Il dilettantismo di Arcuri&Speranza

Non ci sarebbe davvero nient’altro da aggiungere se non fosse che abbiamo dietro le spalle un anno di epidemia e di dilettantismo emergenziale al quale ancora non si capisce come si metterà rimedio. Qui, o Draghi, si parrà la tua nobilitate: non nel senso che con una bacchetta magica il presidente del Consiglio dovrà tirare fuori dal cilindro il coniglio, bensì nel significato più modesto che dovrà persuadersi che la strada di ieri, fatta di chiusure pratiche e mentali, non può essere più percorsa e, virus o non virus, bisognerà imboccare la via maestra, che non avremmo mai dovuto abbandonare, della convivenza per rispondere ai pericoli affrontandoli con ragione e rigore. Il vaccino è indubbiamente utilissimo ma credere che sia la panacea di tutti i mali è illusorio.

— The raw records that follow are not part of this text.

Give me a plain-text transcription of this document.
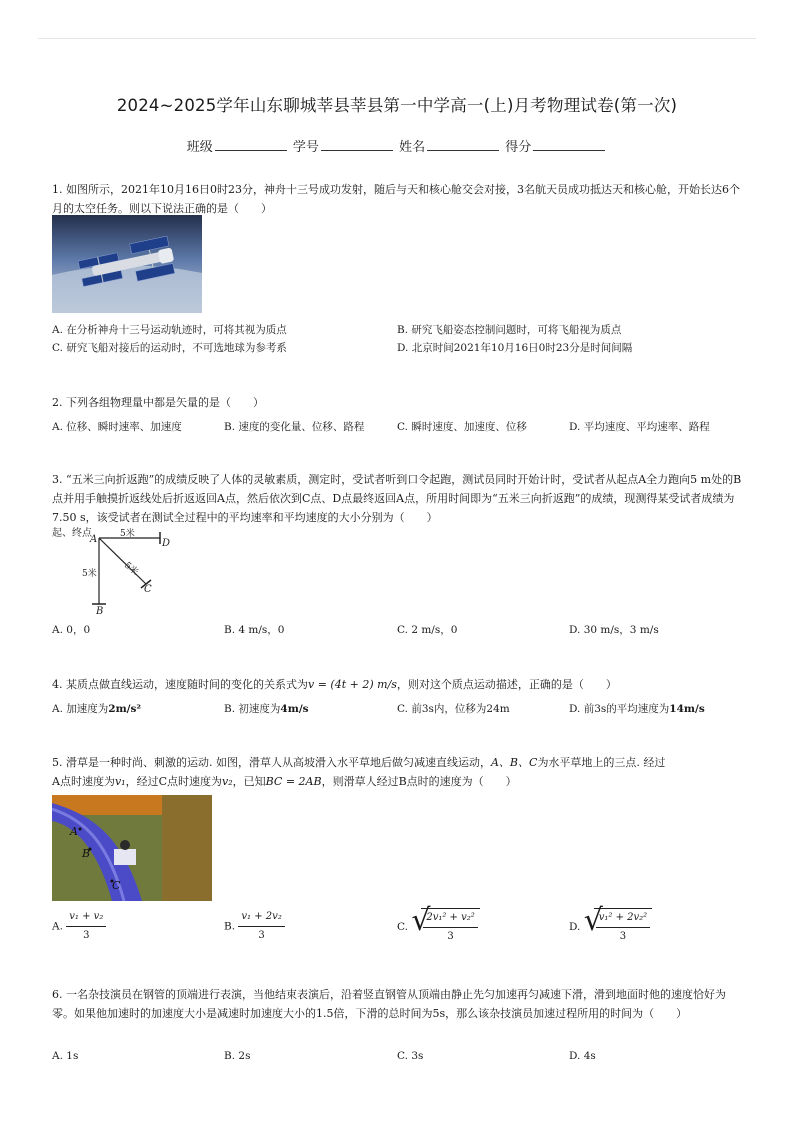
2024~2025学年山东聊城莘县莘县第一中学高一(上)月考物理试卷(第一次)
班级	学号	姓名	得分

1. 如图所示，2021年10月16日0时23分，神舟十三号成功发射，随后与天和核心舱交会对接，3名航天员成功抵达天和核心舱，开始长达6个月的太空任务。则以下说法正确的是（　　）

A. 在分析神舟十三号运动轨迹时，可将其视为质点	B. 研究飞船姿态控制问题时，可将飞船视为质点
C. 研究飞船对接后的运动时，不可选地球为参考系	D. 北京时间2021年10月16日0时23分是时间间隔

2. 下列各组物理量中都是矢量的是（　　）

A. 位移、瞬时速率、加速度	B. 速度的变化量、位移、路程	C. 瞬时速度、加速度、位移	D. 平均速度、平均速率、路程

3. “五米三向折返跑”的成绩反映了人体的灵敏素质，测定时，受试者听到口令起跑，测试员同时开始计时，受试者从起点A全力跑向5 m处的B点并用手触摸折返线处后折返返回A点，然后依次到C点、D点最终返回A点，所用时间即为“五米三向折返跑”的成绩，现测得某受试者成绩为7.50 s，该受试者在测试全过程中的平均速率和平均速度的大小分别为（　　）

起、终点
A	D
B
C
5米
5米	5米
A. 0，0	B. 4 m/s，0	C. 2 m/s，0	D. 30 m/s，3 m/s

4. 某质点做直线运动，速度随时间的变化的关系式为v = (4t + 2) m/s，则对这个质点运动描述，正确的是（　　）

A. 加速度为2m/s²	B. 初速度为4m/s	C. 前3s内，位移为24m	D. 前3s的平均速度为14m/s

5. 滑草是一种时尚、刺激的运动. 如图，滑草人从高坡滑入水平草地后做匀减速直线运动，A、B、C为水平草地上的三点. 经过
A点时速度为v₁，经过C点时速度为v₂，已知BC = 2AB，则滑草人经过B点时的速度为（　　）

A
B
C
A. $\frac{\text{v₁ + v₂}}{3}$	B. $\frac{\text{v₁ + 2v₂}}{3}$	C. √
$\frac{\text{2v₁² + v₂²}}{3}$	D. √
$\frac{\text{v₁² + 2v₂²}}{3}$

6. 一名杂技演员在钢管的顶端进行表演，当他结束表演后，沿着竖直钢管从顶端由静止先匀加速再匀减速下滑，滑到地面时他的速度恰好为零。如果他加速时的加速度大小是减速时加速度大小的1.5倍，下滑的总时间为5s，那么该杂技演员加速过程所用的时间为（　　）

A. 1s	B. 2s	C. 3s	D. 4s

Come è illusorio cambiare strategia e non stratega, soprattutto quando gli strateghi come Arcuri e Speranza hanno dimostrato ampiamente di essere specialisti in fallimenti.

Governo dei due presidenti

Il governo Draghi è a tutti gli effetti un governo politico per il banalissimo motivo che tutti i governi sono politici in quanto la politica stessa altro non è che una tecnica. I ministeri più politici, inoltre, sono proprio quelli tecnici che lavoreranno di stretta intesa con il capo del governo. La presenza cospicua dei politici – la maggioranza dei quali è lì come una bandierina o una statuina – credo che ci sia per volontà del presidente Mattarella e, del resto, l’esecutivo è proprio il governo dei due presidenti. Ma la presenza dei politici, con una maggioranza molto ampia, fa sì che il governo non possa essere buttato a mare, altrimenti con una pietra al collo si butterebbe a mare gran parte della insolita maggioranza che più che una unità nazionale rappresenta l’unità della disperazione.

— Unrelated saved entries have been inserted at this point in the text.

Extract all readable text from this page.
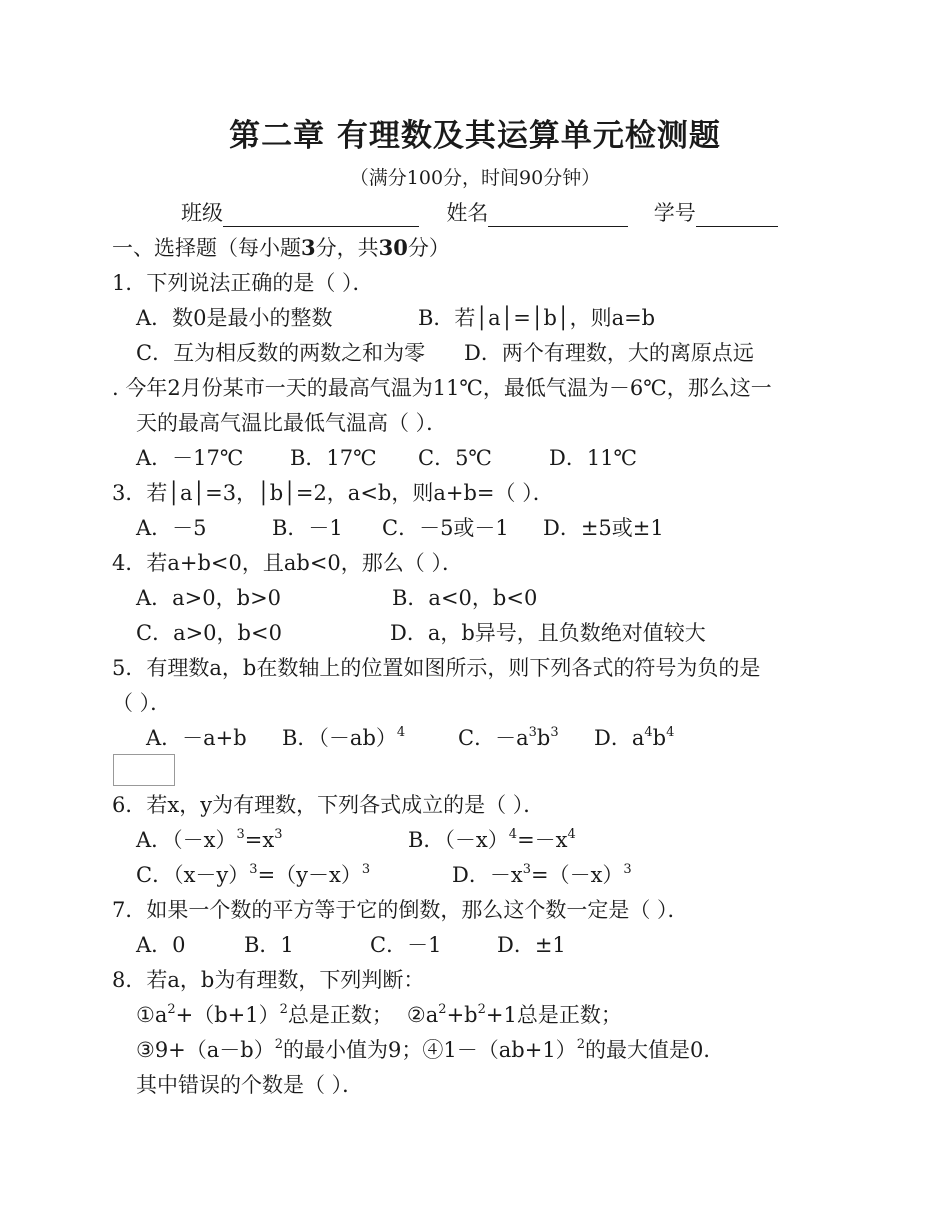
第二章 有理数及其运算单元检测题
（满分100分，时间90分钟）
班级	姓名	学号
一、选择题（每小题3分，共30分）
1．下列说法正确的是（ ）．
A．数0是最小的整数	B．若│a│=│b│，则a=b
C．互为相反数的两数之和为零 D．两个有理数，大的离原点远
. 今年2月份某市一天的最高气温为11℃，最低气温为－6℃，那么这一
天的最高气温比最低气温高（ ）．
A．－17℃ B．17℃ C．5℃	D．11℃
3．若│a│=3，│b│=2，a<b，则a+b=（ ）．
A．－5	B．－1 C．－5或－1 D．±5或±1
4．若a+b<0，且ab<0，那么（ ）．
A．a>0，b>0	B．a<0，b<0
C．a>0，b<0	D．a，b异号，且负数绝对值较大
5．有理数a，b在数轴上的位置如图所示，则下列各式的符号为负的是
（ ）．
A．－a+b B．$(-ab)^4$	C．$-a^3b^3$ D．$a^4b^4$
6．若x，y为有理数，下列各式成立的是（ ）．
A．$(-x)^3=x^3$	B．$(-x)^4=-x^4$
C．$(x-y)^3=(y-x)^3$	D．$-x^3=(-x)^3$
7．如果一个数的平方等于它的倒数，那么这个数一定是（ ）．
A．0	B．1	C．－1	D．±1
8．若a，b为有理数，下列判断：
$①a^2+(b+1)^2$总是正数； $②a^2+b^2+1$总是正数；
$③9+(a-b)^2$的最小值为9；$④1-(ab+1)^2$的最大值是0．
其中错误的个数是（ ）．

Per capire dove andiamo bisogna ricordare sempre da dove veniamo. Ebbene, veniamo da una stagione di demagogia e di giustizialismo in cui i due governi precedenti, con la maggioranza relativa nelle mani del M5s, aveva condotto l’intero Paese – dunque, non solo il governo – dritto dritto verso una sorta di suicidio collettivo. Ora abbiamo cambiato strada. Questo è già un risultato. Quanto alle solite storie politicanti della cronaca partitica italiana – che cosa farà Tizio e cosa Caio, cosa farà Di Battista e quanto conta davvero il sovranismo di Salvini – lasciano il tempo che trovano.

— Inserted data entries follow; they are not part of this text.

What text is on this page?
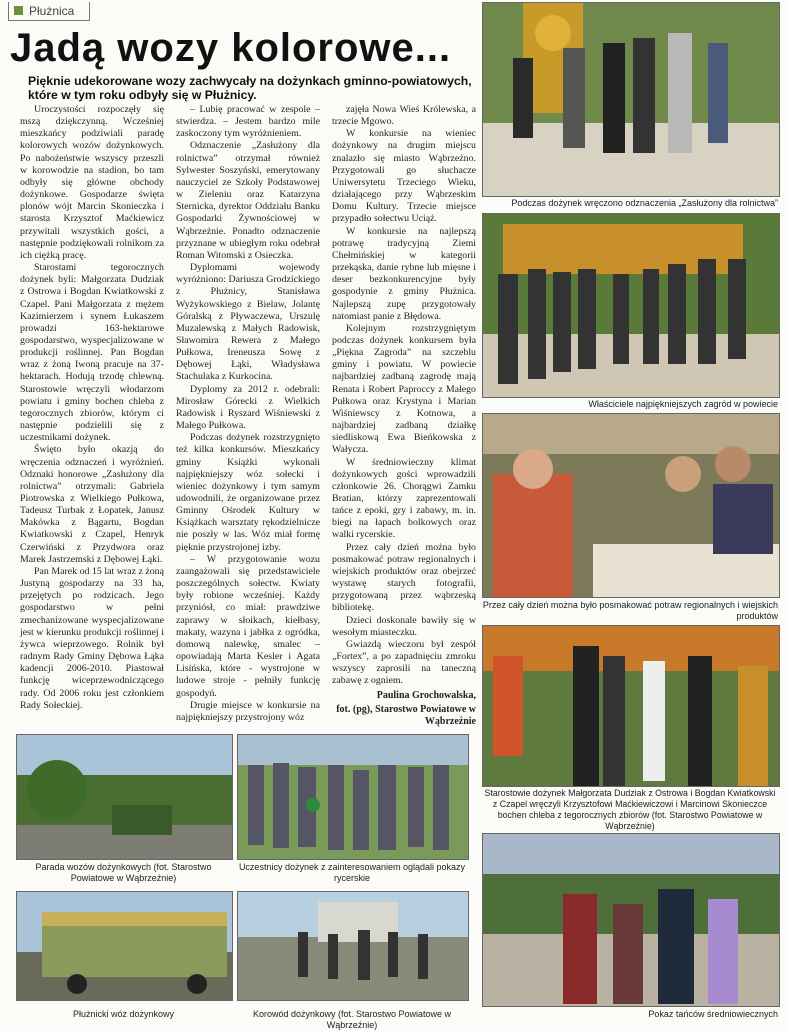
Płużnica
Jadą wozy kolorowe...
Pięknie udekorowane wozy zachwycały na dożynkach gminno-powiatowych, które w tym roku odbyły się w Płużnicy.

Uroczystości rozpoczęły się mszą dziękczynną. Wcześniej mieszkańcy podziwiali paradę kolorowych wozów dożynkowych. Po nabożeństwie wszyscy przeszli w korowodzie na stadion, bo tam odbyły się główne obchody dożynkowe. Gospodarze święta plonów wójt Marcin Skonieczka i starosta Krzysztof Maćkiewicz przywitali wszystkich gości, a następnie podziękowali rolnikom za ich ciężką pracę.

Starostami tegorocznych dożynek byli: Małgorzata Dudziak z Ostrowa i Bogdan Kwiatkowski z Czapel. Pani Małgorzata z mężem Kazimierzem i synem Łukaszem prowadzi 163-hektarowe gospodarstwo, wyspecjalizowane w produkcji roślinnej. Pan Bogdan wraz z żoną Iwoną pracuje na 37-hektarach. Hodują trzodę chlewną. Starostowie wręczyli włodarzom powiatu i gminy bochen chleba z tegorocznych zbiorów, którym ci następnie podzielili się z uczestnikami dożynek.

Święto było okazją do wręczenia odznaczeń i wyróżnień. Odznaki honorowe „Zasłużony dla rolnictwa” otrzymali: Gabriela Piotrowska z Wielkiego Pułkowa, Tadeusz Turbak z Łopatek, Janusz Makówka z Bągartu, Bogdan Kwiatkowski z Czapel, Henryk Czerwiński z Przydwora oraz Marek Jastrzemski z Dębowej Łąki.

Pan Marek od 15 lat wraz z żoną Justyną gospodarzy na 33 ha, przejętych po rodzicach. Jego gospodarstwo w pełni zmechanizowane wyspecjalizowane jest w kierunku produkcji roślinnej i żywca wieprzowego. Rolnik był radnym Rady Gminy Dębowa Łąka kadencji 2006-2010. Piastował funkcję wiceprzewodniczącego rady. Od 2006 roku jest członkiem Rady Sołeckiej.

– Lubię pracować w zespole – stwierdza. – Jestem bardzo mile zaskoczony tym wyróżnieniem.

Odznaczenie „Zasłużony dla rolnictwa” otrzymał również Sylwester Soszyński, emerytowany nauczyciel ze Szkoły Podstawowej w Zieleniu oraz Katarzyna Sternicka, dyrektor Oddziału Banku Gospodarki Żywnościowej w Wąbrzeźnie. Ponadto odznaczenie przyznane w ubiegłym roku odebrał Roman Witomski z Osieczka.

Dyplomami wojewody wyróżniono: Dariusza Grodzickiego z Płużnicy, Stanisława Wyżykowskiego z Bielaw, Jolantę Góralską z Pływaczewa, Urszulę Muzalewską z Małych Radowisk, Sławomira Rewera z Małego Pułkowa, Ireneusza Sowę z Dębowej Łąki, Władysława Stachulaka z Kurkocina.

Dyplomy za 2012 r. odebrali: Mirosław Górecki z Wielkich Radowisk i Ryszard Wiśniewski z Małego Pułkowa.

Podczas dożynek rozstrzygnięto też kilka konkursów. Mieszkańcy gminy Książki wykonali najpiękniejszy wóz sołecki i wieniec dożynkowy i tym samym udowodnili, że organizowane przez Gminny Ośrodek Kultury w Książkach warsztaty rękodzielnicze nie poszły w las. Wóz miał formę pięknie przystrojonej izby.

– W przygotowanie wozu zaangażowali się przedstawiciele poszczególnych sołectw. Kwiaty były robione wcześniej. Każdy przyniósł, co miał: prawdziwe zaprawy w słoikach, kiełbasy, makaty, wazyna i jabłka z ogródka, domową nalewkę, smalec – opowiadają Marta Kesler i Agata Lisińska, które - wystrojone w ludowe stroje - pełniły funkcję gospodyń.

Drugie miejsce w konkursie na najpiękniejszy przystrojony wóz

zajęła Nowa Wieś Królewska, a trzecie Mgowo.

W konkursie na wieniec dożynkowy na drugim miejscu znalazło się miasto Wąbrzeźno. Przygotowali go słuchacze Uniwersytetu Trzeciego Wieku, działającego przy Wąbrzeskim Domu Kultury. Trzecie miejsce przypadło sołectwu Uciąż.

W konkursie na najlepszą potrawę tradycyjną Ziemi Chełmińskiej w kategorii przekąska, danie rybne lub mięsne i deser bezkonkurencyjne były gospodynie z gminy Płużnica. Najlepszą zupę przygotowały natomiast panie z Błędowa.

Kolejnym rozstrzygniętym podczas dożynek konkursem była „Piękna Zagroda” na szczeblu gminy i powiatu. W powiecie najbardziej zadbaną zagrodę mają Renata i Robert Paproccy z Małego Pułkowa oraz Krystyna i Marian Wiśniewscy z Kotnowa, a najbardziej zadbaną działkę siedliskową Ewa Bieńkowska z Wałycza.

W średniowieczny klimat dożynkowych gości wprowadzili członkowie 26. Chorągwi Zamku Bratian, którzy zaprezentowali tańce z epoki, gry i zabawy, m. in. biegi na łapach bolkowych oraz walki rycerskie.

Przez cały dzień można było posmakować potraw regionalnych i wiejskich produktów oraz obejrzeć wystawę starych fotografii, przygotowaną przez wąbrzeską bibliotekę.

Dzieci doskonale bawiły się w wesołym miasteczku.

Gwiazdą wieczoru był zespół „Fortex”, a po zapadnięciu zmroku wszyscy zaprosili na taneczną zabawę z ogniem.

Paulina Grochowalska,
fot. (pg), Starostwo Powiatowe w Wąbrzeźnie
Podczas dożynek wręczono odznaczenia „Zasłużony dla rolnictwa”
Właściciele najpiękniejszych zagród w powiecie
Przez cały dzień można było posmakować potraw regionalnych i wiejskich produktów
Starostowie dożynek Małgorzata Dudziak z Ostrowa i Bogdan Kwiatkowski z Czapel wręczyli Krzysztofowi Maćkiewiczowi i Marcinowi Skonieczce bochen chleba z tegorocznych zbiorów (fot. Starostwo Powiatowe w Wąbrzeźnie)
Pokaz tańców średniowiecznych
Parada wozów dożynkowych (fot. Starostwo Powiatowe w Wąbrzeźnie)
Uczestnicy dożynek z zainteresowaniem oglądali pokazy rycerskie
Płużnicki wóz dożynkowy	Korowód dożynkowy (fot. Starostwo Powiatowe w Wąbrzeźnie)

È più importante notare, invece, che il movimento rivoluzionario di Beppe Grillo aveva fatto della retorica dell’anticasta la sua bandiera irrinunciabile ma lo stesso M5s è diventato la nuova casta, tanto che Luigi Di Maio è stabilmente al governo con il Conte I, il Conte II e il Draghi. Forse, in questo è davvero l’unico draghetto in circolazione: il draghetto della casta.